Alexis II: Je n'ai jamais exclu la possibilité d'une telle rencontre. Mais ce contre quoi je m'élève, c'est qu'elle n'ait lieu que pour les caméras ! Elle devra être précédée par des changements profonds dans nos relations et, pour le moment, il y a encore trop d'obstacles.
Dans les années 1990, des responsables catholiques ont affirmé que la Russie post-marxiste était un désert spirituel et, pour eux, une terre de mission. Nous ne pouvons pas l'accepter. ... des dizaines de milliers de religieux catholiques font du travail missionnaire au sein de notre peuple, qui considère cela comme du prosélytisme.
....
En résumé, avec l'Eglise de Rome, nous sommes séparés depuis presque mille ans, et il faudra encore beaucoup d'efforts pour pouvoir surmonter notre division.

HT: Dans les milieux opposants, des critiques se font entendre sur la place trop grande que prend l'Eglise dans la vie publique russe. Votre proximité avec le président Poutine ne vous oblige-t-elle pas à cautionner sa politique, jusqu'à ses exactions en Tchétchénie ?
Alexis: "Cautionner" la politique du président Poutine ? En toute responsabilité, je vous réponds que l'Etat ne se mêle pas de la vie intérieure de l'Eglise. Et que l'Eglise ne se mêle pas de la vie politique de l'Etat. Le principe de la séparation est respecté, mais il y a des domaines où nous devons collaborer, comme l'éducation, le social, la préservation de la paix entre les religions et entre les peuples. Nous savons ce que l'Etat fait pour le bien de notre peuple, mais quand des décisions sont prises qui affaiblissent, par exemple, les populations les plus démunies, nous le faisons aussi savoir.

En ce qui concerne la Tchétchénie, je rappelle que des dizaines de prêtres ont été tués par les nationalistes et que, soixante ans après la guerre mondiale, le terrorisme montre à nouveau, hélas, son visage le plus cruel.

HT: [..] le conservatisme semble aujourd'hui l'avoir emporté sur l'esprit de réforme...
Alexis: L'Eglise orthodoxe n'est pas une Eglise de réforme, mais une Eglise de tradition.

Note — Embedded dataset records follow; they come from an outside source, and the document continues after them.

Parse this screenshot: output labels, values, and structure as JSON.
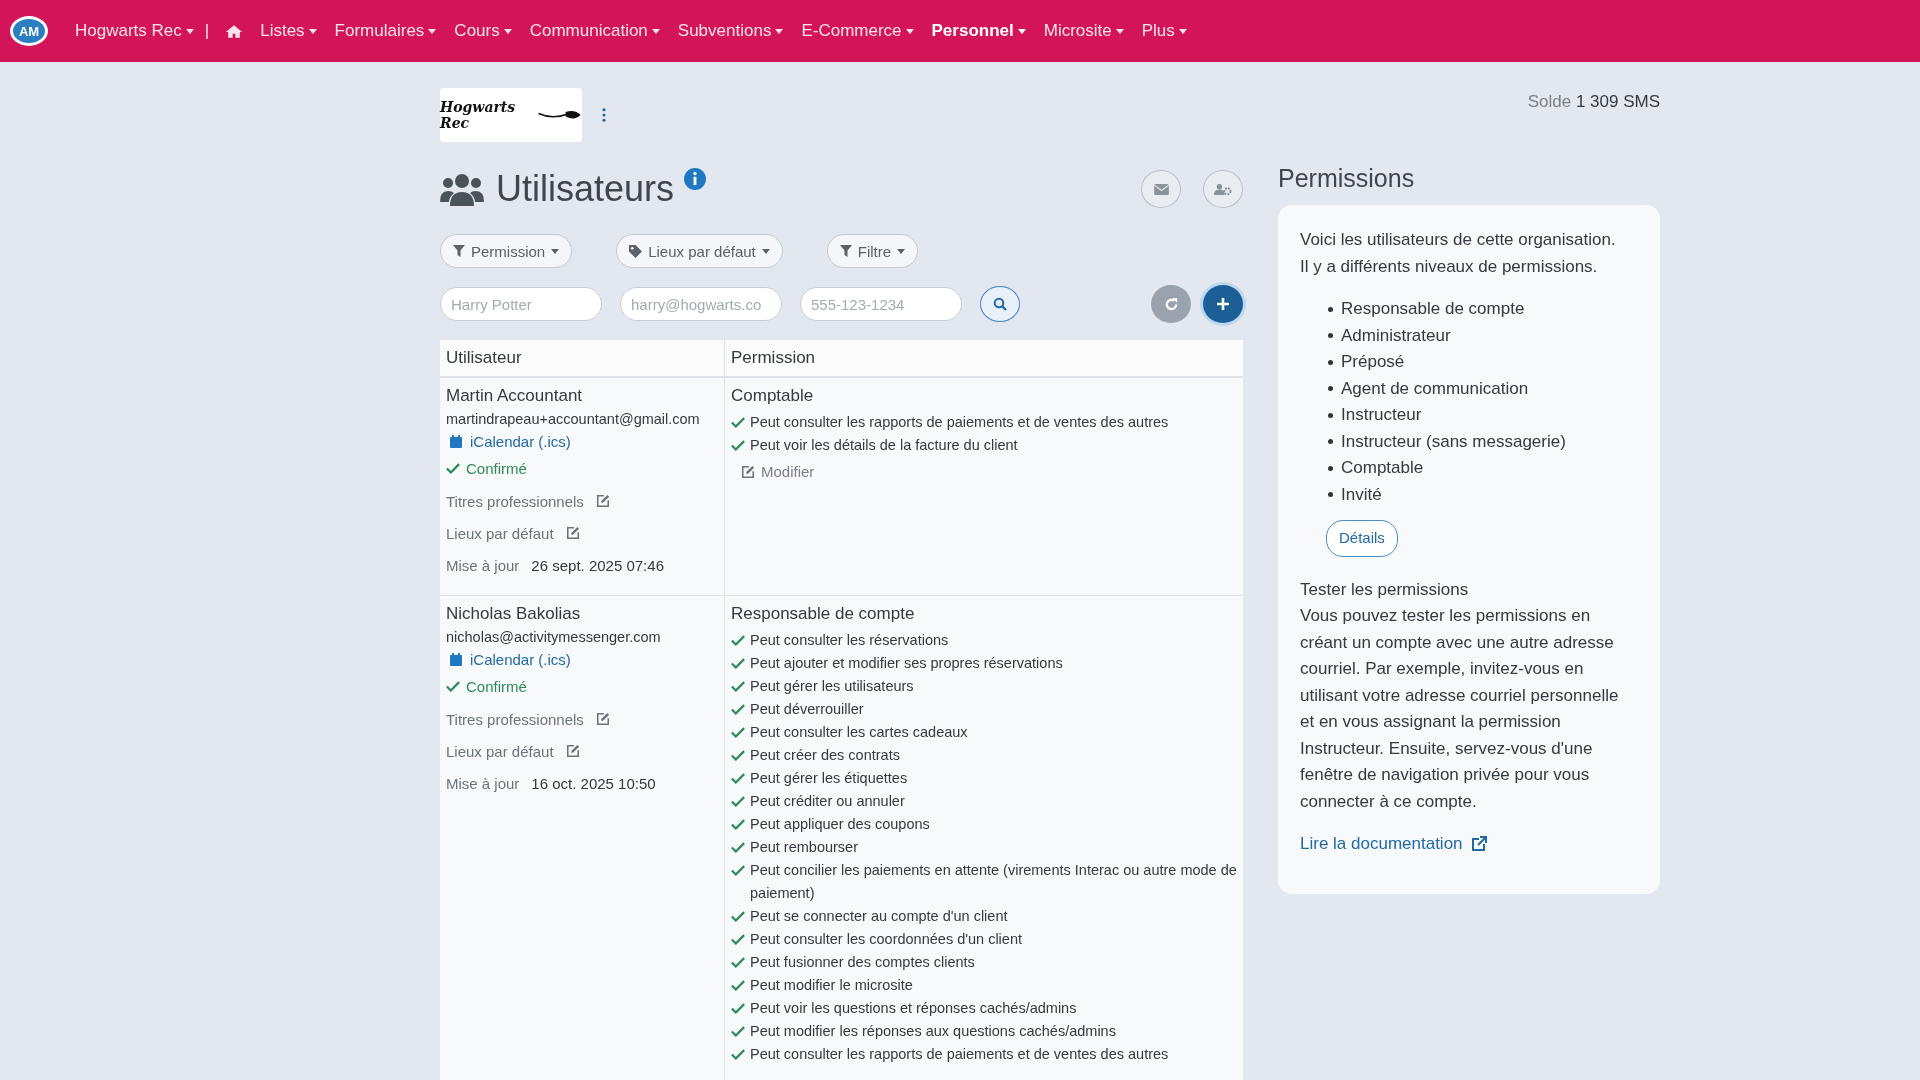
{
  "navbar": {
    "brand_logo": "AM",
    "organization": "Hogwarts Rec",
    "separator": "|",
    "menu": [
      {
        "label": "Listes",
        "selected": false
      },
      {
        "label": "Formulaires",
        "selected": false
      },
      {
        "label": "Cours",
        "selected": false
      },
      {
        "label": "Communication",
        "selected": false
      },
      {
        "label": "Subventions",
        "selected": false
      },
      {
        "label": "E-Commerce",
        "selected": false
      },
      {
        "label": "Personnel",
        "selected": true
      },
      {
        "label": "Microsite",
        "selected": false
      },
      {
        "label": "Plus",
        "selected": false
      }
    ]
  },
  "org_logo": {
    "text": "Hogwarts Rec"
  },
  "balance": {
    "label": "Solde",
    "value": "1 309 SMS"
  },
  "page_title": "Utilisateurs",
  "filters": [
    {
      "kind": "filter",
      "label": "Permission"
    },
    {
      "kind": "tag",
      "label": "Lieux par défaut"
    },
    {
      "kind": "filter",
      "label": "Filtre"
    }
  ],
  "search_fields": [
    {
      "placeholder": "Harry Potter"
    },
    {
      "placeholder": "harry@hogwarts.co"
    },
    {
      "placeholder": "555-123-1234"
    }
  ],
  "table": {
    "columns": [
      "Utilisateur",
      "Permission"
    ],
    "rows": [
      {
        "name": "Martin Accountant",
        "email": "martindrapeau+accountant@gmail.com",
        "calendar_link": "iCalendar (.ics)",
        "status": "Confirmé",
        "confirmed": true,
        "fields": [
          {
            "label": "Titres professionnels",
            "kind": "edit"
          },
          {
            "label": "Lieux par défaut",
            "kind": "edit"
          },
          {
            "label": "Mise à jour",
            "kind": "value",
            "value": "26 sept. 2025 07:46"
          }
        ],
        "role": "Comptable",
        "permissions": [
          "Peut consulter les rapports de paiements et de ventes des autres",
          "Peut voir les détails de la facture du client"
        ],
        "edit_link": "Modifier"
      },
      {
        "name": "Nicholas Bakolias",
        "email": "nicholas@activitymessenger.com",
        "calendar_link": "iCalendar (.ics)",
        "status": "Confirmé",
        "confirmed": true,
        "fields": [
          {
            "label": "Titres professionnels",
            "kind": "edit"
          },
          {
            "label": "Lieux par défaut",
            "kind": "edit"
          },
          {
            "label": "Mise à jour",
            "kind": "value",
            "value": "16 oct. 2025 10:50"
          }
        ],
        "role": "Responsable de compte",
        "permissions": [
          "Peut consulter les réservations",
          "Peut ajouter et modifier ses propres réservations",
          "Peut gérer les utilisateurs",
          "Peut déverrouiller",
          "Peut consulter les cartes cadeaux",
          "Peut créer des contrats",
          "Peut gérer les étiquettes",
          "Peut créditer ou annuler",
          "Peut appliquer des coupons",
          "Peut rembourser",
          "Peut concilier les paiements en attente (virements Interac ou autre mode de paiement)",
          "Peut se connecter au compte d'un client",
          "Peut consulter les coordonnées d'un client",
          "Peut fusionner des comptes clients",
          "Peut modifier le microsite",
          "Peut voir les questions et réponses cachés/admins",
          "Peut modifier les réponses aux questions cachés/admins",
          "Peut consulter les rapports de paiements et de ventes des autres"
        ]
      }
    ]
  },
  "side_panel": {
    "title": "Permissions",
    "intro": "Voici les utilisateurs de cette organisation. Il y a différents niveaux de permissions.",
    "levels": [
      "Responsable de compte",
      "Administrateur",
      "Préposé",
      "Agent de communication",
      "Instructeur",
      "Instructeur (sans messagerie)",
      "Comptable",
      "Invité"
    ],
    "details_button": "Détails",
    "test_title": "Tester les permissions",
    "test_text": "Vous pouvez tester les permissions en créant un compte avec une autre adresse courriel. Par exemple, invitez-vous en utilisant votre adresse courriel personnelle et en vous assignant la permission Instructeur. Ensuite, servez-vous d'une fenêtre de navigation privée pour vous connecter à ce compte.",
    "doc_link": "Lire la documentation"
  }
}
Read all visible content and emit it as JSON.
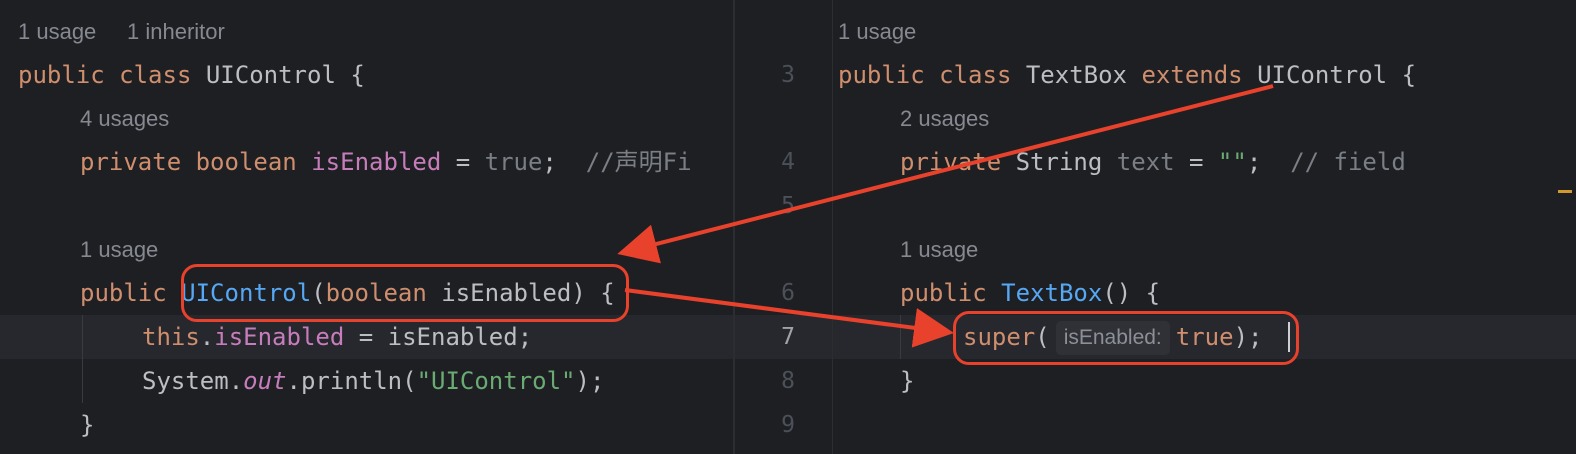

Mais la tradition n'est pas pour nous un legs mort des siècles passés, mais un héritage vivant, grâce à la richesse héritée de nos pères.
...


Le site Orthodoxie.com

Ce site en français, que son nom définit assez bien, donne une couverture complète de la visite d'Alexix II en France, et cite en entier le discours qu'il a prononcé devant le Parlement Européen de Strasbourg:
On y trouve également le compte-rendu de la rencontre avec le Président Sarkozy.
Voici une partie du texte du communiqué final publié conjointement à l'issue de la rencontre, il serait bon de l'archiver pour le ressortir en temps utile:

«Le Président de la République a salué l'importance de cette visite du Patriarche en France, à l'invitation de la conférence des évêques de France. Cette démarche inédite et exceptionnelle est un signe majeur et tangible de la volonté des chrétiens d'Europe de se rapprocher et d'unir leurs efforts, autour des racines chrétiennes de l'Europe, pour construire une société plus humaine dans un monde où les repères s'effacent, les tensions s'accumulent et le sentiment religieux est trop souvent dévoyé pour nourrir la violence.»